09:12 AM
Banks Get With The Risk Program
Several large financial institutions, including Freddie Mac, Merrill Lynch and Bank of Tokyo-Mitsubishi North America, have implemented Horizon, an operational risk self-assessment tool from J.P. Morgan Chase.
For these clients, the backing of a global bank provided an important proof-of-concept. "It was built by someone that uses it as opposed to a consultant or a software company," said Mark Balfan, senior vice president and group head of corporate risk management at Bank of Tokyo-Mitsubishi. "They were using it for years, and we were able to come in and speak to J.P. Morgan about how they were using it."
Originally deployed in-house by J.P. Morgan in 1999 for its technology group, the Horizon tool quickly gained traction elsewhere within the firm. "Once it was released for the technology group, others within Morgan wanted to get their hands on it," said Marguerite Carberry, vice president at J.P. Morgan Chase. "Once the merger hit, it became the standard in the combined firm as well."
Horizon provides a centralized, Web-enabled repository of information about operational risks, with the ability to associate a particular risk with a given group or even a specific desk. Each individual risk element can further be decomposed into subrisks and detail items, which then can be assigned to individuals for follow-up. For auditing purposes, risk assessors and assessing organizations are also tracked within the system.
But the system's real value comes from requiring businesses to fill it in with actual information. Because employees have to identify weaknesses within their own areas of responsibility, implementation often meets with organizational resistance.
"The hardest part is the data," said Balfan. "It's getting the businesses to look at what they do objectively, and to identify weaknesses within their control infrastructure."
Still, Bank of Tokyo-Mitsubishi was able to deploy Horizon fairly rapidly. "We have rolled out self-assessment to all BTM businesses within the Americas," said Balfan. "Start to finish, it was about six months."
Banks that successfully negotiate operational risk have a better chance of avoiding losses, say Horizon's backers.
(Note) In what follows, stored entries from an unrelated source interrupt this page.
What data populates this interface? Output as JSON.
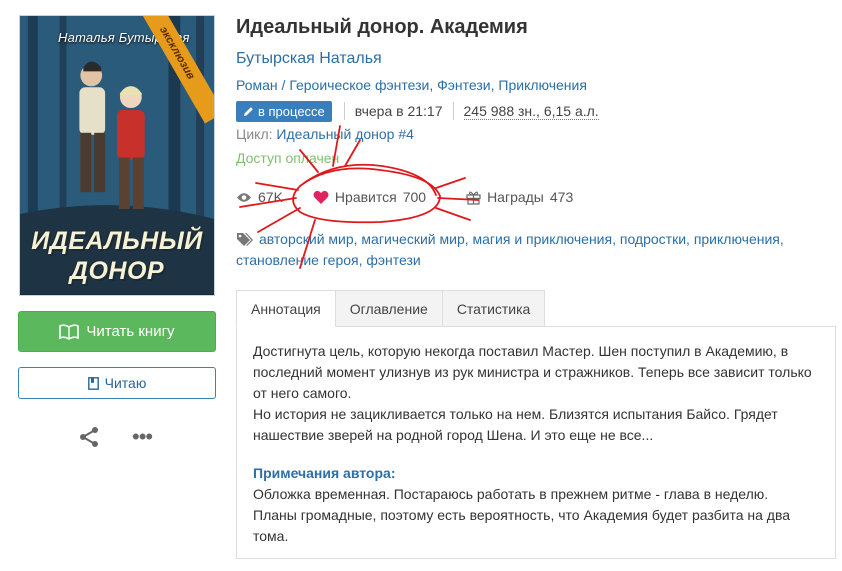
{
  "book": {
    "title": "Идеальный донор. Академия",
    "author": "Бутырская Наталья",
    "genres": [
      "Роман / Героическое фэнтези",
      "Фэнтези",
      "Приключения"
    ],
    "status_badge": "в процессе",
    "updated": "вчера в 21:17",
    "size": "245 988 зн., 6,15 а.л.",
    "cycle_label": "Цикл:",
    "cycle_name": "Идеальный донор #4",
    "access": "Доступ оплачен",
    "views": "67K",
    "likes_label": "Нравится",
    "likes_count": "700",
    "awards_label": "Награды",
    "awards_count": "473",
    "tags": [
      "авторский мир",
      "магический мир",
      "магия и приключения",
      "подростки",
      "приключения",
      "становление героя",
      "фэнтези"
    ]
  },
  "cover": {
    "author": "Наталья Бутырская",
    "title_line1": "ИДЕАЛЬНЫЙ",
    "title_line2": "ДОНОР",
    "ribbon": "эксклюзив"
  },
  "actions": {
    "read_button": "Читать книгу",
    "reading_button": "Читаю"
  },
  "tabs": [
    "Аннотация",
    "Оглавление",
    "Статистика"
  ],
  "annotation": {
    "paragraph1": "Достигнута цель, которую некогда поставил Мастер. Шен поступил в Академию, в последний момент улизнув из рук министра и стражников. Теперь все зависит только от него самого.",
    "paragraph2": "Но история не зацикливается только на нем. Близятся испытания Байсо. Грядет нашествие зверей на родной город Шена. И это еще не все...",
    "notes_heading": "Примечания автора:",
    "notes_line1": "Обложка временная. Постараюсь работать в прежнем ритме - глава в неделю.",
    "notes_line2": "Планы громадные, поэтому есть вероятность, что Академия будет разбита на два тома."
  },
  "colors": {
    "link": "#2d6ea6",
    "read_button": "#5cb85c",
    "badge": "#3a7fbd",
    "access": "#7cc26b",
    "heart": "#e0245e",
    "scribble": "#e0181b"
  }
}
Plus, banks with expertise in managing operational risk will be able to reduce their capital reserves under the new Basle Capital Accord.
The Capital Accord mandates that banks collect information on actual operational risk losses, identify and monitor key risk indicators, and perform self-assessments of operational risk exposures throughout the firm.
"Horizon basically fills in the third prong of this three-prong mandate given us by the Capital Accord, which must be implemented by 2006," said Balfan. "If someone were really smart out there, and provided one tool for all three prongs, that would be the holy grail for operational risk."